About Me

Twenty years ago I asked a Tarot card reader what would I be doing when I was 50. She replied, “I see you doing something so wildly creative, it defies a job title.” Only recently did I realize that was a slick way of saying, “I have no idea of what you’ll be doing.” But that prediction kept me charging ahead to the fifties with zeal and anticipation. Now that the future is today, I’m ready for anything!

The Pentagon Takes Shape

“No it won’t,” I told my husband Mike.

“Yes it will,” he insisted.

The issue being debated is the completion date of the Pentagon, the five-sided chicken coop that Mike is building. When the calendar hits November, a race begins to see which reaches the finish line first, December 31st or whatever major project is on the table.

To my way of thinking, progress is slow. If you can’t track it on an Excel spread sheet, it’s not happening.  Mike says progress in construction occurs in baby steps and giant leaps. Putting up the frame, filling in the corners and caulking up cracks are the baby steps. Putting up walls and installing windows are the giant leaps.

One of the rules on our farm, outside of No Mean Animals, is Don’t Throw Anything Away Because The Minute You Do You’ll Wish You Hadn’t. The drawback being, it’s easy for your property to lose curb appeal. The benefit, you can throw together a chicken coop for roughly fifty bucks.

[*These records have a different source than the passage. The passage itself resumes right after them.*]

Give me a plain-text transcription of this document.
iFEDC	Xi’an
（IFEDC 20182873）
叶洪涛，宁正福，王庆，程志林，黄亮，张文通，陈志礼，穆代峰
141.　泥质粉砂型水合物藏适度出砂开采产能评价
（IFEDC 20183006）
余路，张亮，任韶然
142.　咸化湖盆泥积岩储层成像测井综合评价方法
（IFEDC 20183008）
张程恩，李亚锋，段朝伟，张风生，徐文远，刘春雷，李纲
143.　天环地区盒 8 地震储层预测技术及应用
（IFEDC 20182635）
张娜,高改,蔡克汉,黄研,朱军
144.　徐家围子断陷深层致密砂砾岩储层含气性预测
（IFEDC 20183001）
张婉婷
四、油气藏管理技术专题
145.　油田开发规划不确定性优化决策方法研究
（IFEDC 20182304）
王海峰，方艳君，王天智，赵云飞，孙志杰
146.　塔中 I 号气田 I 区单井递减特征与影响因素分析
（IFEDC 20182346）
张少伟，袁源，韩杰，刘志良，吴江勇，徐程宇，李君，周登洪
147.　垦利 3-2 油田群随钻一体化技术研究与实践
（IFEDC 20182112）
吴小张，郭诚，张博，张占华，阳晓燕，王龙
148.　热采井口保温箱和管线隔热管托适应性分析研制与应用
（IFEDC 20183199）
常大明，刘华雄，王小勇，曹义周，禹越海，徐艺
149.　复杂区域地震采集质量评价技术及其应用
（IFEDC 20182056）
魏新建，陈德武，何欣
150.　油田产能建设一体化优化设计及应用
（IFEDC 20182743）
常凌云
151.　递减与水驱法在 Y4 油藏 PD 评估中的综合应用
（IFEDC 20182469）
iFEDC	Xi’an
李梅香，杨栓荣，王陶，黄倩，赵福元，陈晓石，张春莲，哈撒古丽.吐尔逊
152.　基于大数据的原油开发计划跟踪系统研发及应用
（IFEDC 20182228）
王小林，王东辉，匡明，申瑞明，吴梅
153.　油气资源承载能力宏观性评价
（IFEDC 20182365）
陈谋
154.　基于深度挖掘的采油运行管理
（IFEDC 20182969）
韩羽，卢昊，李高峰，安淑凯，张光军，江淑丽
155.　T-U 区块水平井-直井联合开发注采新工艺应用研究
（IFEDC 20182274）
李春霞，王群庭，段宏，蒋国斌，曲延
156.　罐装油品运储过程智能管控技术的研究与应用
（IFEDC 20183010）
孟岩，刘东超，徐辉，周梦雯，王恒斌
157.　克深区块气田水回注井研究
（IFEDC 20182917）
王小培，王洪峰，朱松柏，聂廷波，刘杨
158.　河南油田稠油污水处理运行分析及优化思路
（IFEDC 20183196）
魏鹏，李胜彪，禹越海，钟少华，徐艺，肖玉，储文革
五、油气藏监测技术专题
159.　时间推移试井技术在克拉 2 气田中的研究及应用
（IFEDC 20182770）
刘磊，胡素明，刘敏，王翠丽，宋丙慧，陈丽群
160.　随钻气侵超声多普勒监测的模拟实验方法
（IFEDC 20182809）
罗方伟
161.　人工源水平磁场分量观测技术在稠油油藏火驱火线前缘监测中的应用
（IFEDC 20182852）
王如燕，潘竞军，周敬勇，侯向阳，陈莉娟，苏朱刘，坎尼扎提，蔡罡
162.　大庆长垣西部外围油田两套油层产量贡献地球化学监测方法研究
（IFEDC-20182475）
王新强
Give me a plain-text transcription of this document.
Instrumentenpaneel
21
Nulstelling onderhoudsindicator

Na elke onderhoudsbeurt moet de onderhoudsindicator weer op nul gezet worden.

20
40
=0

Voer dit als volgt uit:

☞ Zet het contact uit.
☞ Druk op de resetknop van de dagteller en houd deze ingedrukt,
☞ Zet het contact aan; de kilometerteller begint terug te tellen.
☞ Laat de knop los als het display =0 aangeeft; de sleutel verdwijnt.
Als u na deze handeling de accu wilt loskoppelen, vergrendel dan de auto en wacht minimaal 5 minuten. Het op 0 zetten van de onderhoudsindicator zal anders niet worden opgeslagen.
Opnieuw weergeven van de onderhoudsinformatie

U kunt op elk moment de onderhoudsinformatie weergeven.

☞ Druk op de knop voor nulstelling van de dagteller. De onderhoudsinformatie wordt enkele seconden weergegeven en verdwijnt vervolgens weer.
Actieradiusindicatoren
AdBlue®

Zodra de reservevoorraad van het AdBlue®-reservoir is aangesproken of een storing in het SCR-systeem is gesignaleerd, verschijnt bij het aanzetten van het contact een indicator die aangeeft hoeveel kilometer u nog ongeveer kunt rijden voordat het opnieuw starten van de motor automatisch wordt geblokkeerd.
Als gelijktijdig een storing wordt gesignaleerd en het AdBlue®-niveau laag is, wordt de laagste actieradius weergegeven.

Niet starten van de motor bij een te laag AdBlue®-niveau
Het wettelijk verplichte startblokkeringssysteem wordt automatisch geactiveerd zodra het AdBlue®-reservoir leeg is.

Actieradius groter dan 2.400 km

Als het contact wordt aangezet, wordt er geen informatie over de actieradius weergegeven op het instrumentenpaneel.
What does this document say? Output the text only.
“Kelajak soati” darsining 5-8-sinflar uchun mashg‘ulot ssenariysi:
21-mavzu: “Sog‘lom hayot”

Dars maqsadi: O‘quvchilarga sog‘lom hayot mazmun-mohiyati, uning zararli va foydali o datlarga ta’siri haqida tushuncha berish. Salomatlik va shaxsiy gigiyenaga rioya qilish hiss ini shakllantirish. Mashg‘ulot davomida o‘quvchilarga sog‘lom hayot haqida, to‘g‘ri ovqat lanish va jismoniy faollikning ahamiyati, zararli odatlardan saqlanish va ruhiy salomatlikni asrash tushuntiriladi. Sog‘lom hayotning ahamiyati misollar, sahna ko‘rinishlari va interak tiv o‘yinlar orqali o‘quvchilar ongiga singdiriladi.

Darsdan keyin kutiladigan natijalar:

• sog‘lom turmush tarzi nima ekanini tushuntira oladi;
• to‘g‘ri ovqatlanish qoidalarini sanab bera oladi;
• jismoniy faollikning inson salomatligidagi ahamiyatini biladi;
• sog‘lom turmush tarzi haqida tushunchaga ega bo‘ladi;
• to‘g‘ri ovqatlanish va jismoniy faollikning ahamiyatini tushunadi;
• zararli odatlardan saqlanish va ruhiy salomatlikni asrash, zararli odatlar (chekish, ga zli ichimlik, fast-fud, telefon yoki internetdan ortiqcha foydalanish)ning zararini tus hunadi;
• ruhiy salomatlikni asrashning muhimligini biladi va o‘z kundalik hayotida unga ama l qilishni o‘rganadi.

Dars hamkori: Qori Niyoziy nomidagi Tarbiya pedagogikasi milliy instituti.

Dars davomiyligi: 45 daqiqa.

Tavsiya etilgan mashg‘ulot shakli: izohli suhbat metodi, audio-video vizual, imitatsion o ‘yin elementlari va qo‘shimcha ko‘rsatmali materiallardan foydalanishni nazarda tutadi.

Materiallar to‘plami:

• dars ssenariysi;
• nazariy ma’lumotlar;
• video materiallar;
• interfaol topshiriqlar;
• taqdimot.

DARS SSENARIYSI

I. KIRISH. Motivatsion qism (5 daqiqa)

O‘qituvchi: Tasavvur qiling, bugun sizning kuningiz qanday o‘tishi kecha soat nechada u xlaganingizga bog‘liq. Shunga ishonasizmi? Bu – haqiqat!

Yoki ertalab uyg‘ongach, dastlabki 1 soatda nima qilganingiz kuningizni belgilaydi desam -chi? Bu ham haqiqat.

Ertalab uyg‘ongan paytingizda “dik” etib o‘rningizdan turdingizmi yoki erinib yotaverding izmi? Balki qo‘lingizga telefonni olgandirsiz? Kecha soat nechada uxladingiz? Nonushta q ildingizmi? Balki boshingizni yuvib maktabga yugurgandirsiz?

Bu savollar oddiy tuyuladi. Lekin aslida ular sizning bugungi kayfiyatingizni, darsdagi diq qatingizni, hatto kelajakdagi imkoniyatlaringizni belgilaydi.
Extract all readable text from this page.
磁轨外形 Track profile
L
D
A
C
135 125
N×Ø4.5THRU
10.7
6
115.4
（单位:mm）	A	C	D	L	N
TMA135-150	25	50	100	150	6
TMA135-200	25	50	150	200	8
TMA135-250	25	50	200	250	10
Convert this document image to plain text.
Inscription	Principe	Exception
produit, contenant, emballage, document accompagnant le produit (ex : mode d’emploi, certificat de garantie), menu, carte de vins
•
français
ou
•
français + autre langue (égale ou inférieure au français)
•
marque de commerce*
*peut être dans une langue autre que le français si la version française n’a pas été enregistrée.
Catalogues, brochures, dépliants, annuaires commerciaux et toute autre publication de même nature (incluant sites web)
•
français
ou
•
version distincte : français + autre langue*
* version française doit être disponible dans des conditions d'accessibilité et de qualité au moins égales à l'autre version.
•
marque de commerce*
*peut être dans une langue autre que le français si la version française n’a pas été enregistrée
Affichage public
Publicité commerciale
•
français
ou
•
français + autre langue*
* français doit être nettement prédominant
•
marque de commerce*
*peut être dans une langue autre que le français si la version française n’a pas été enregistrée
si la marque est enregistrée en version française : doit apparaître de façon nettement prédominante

The former owner of our house also believed in the No Throwaway Rule. Mike was rummaging in the garage and found a stash of small windows and a couple of sliding patio windows, making the Pentagon a chicken coop with a picture-window view.  All windows either slide or crank open to keep the interior from becoming a broaster.

The finishing touch is a set of 1960s-era monkey bars that will be joined to the Pentagon by a chicken run made of orange plastic snow fencing. The monkey bars are from the old Kerrick School and are close cousins of the monkey bars from Alfred Hitchcock’s The Birds. Our set will be entirely covered with snow fencing during Phase Two of construction.

Our farm has been a diploma mill for foxes earning a Ph.D.: Pilfering Hens Daily. But no more. Whenever the Pentagon will be completed, it'll be "better than new," an expression my Dad used whenever he finished a repair job. He'd be proud of Mike's work. The Pentagon's skeleton has withstood winds of fifty miles an hour. It will be sunny and spacious. Add WiFi and I might commandeer it for a writer's office!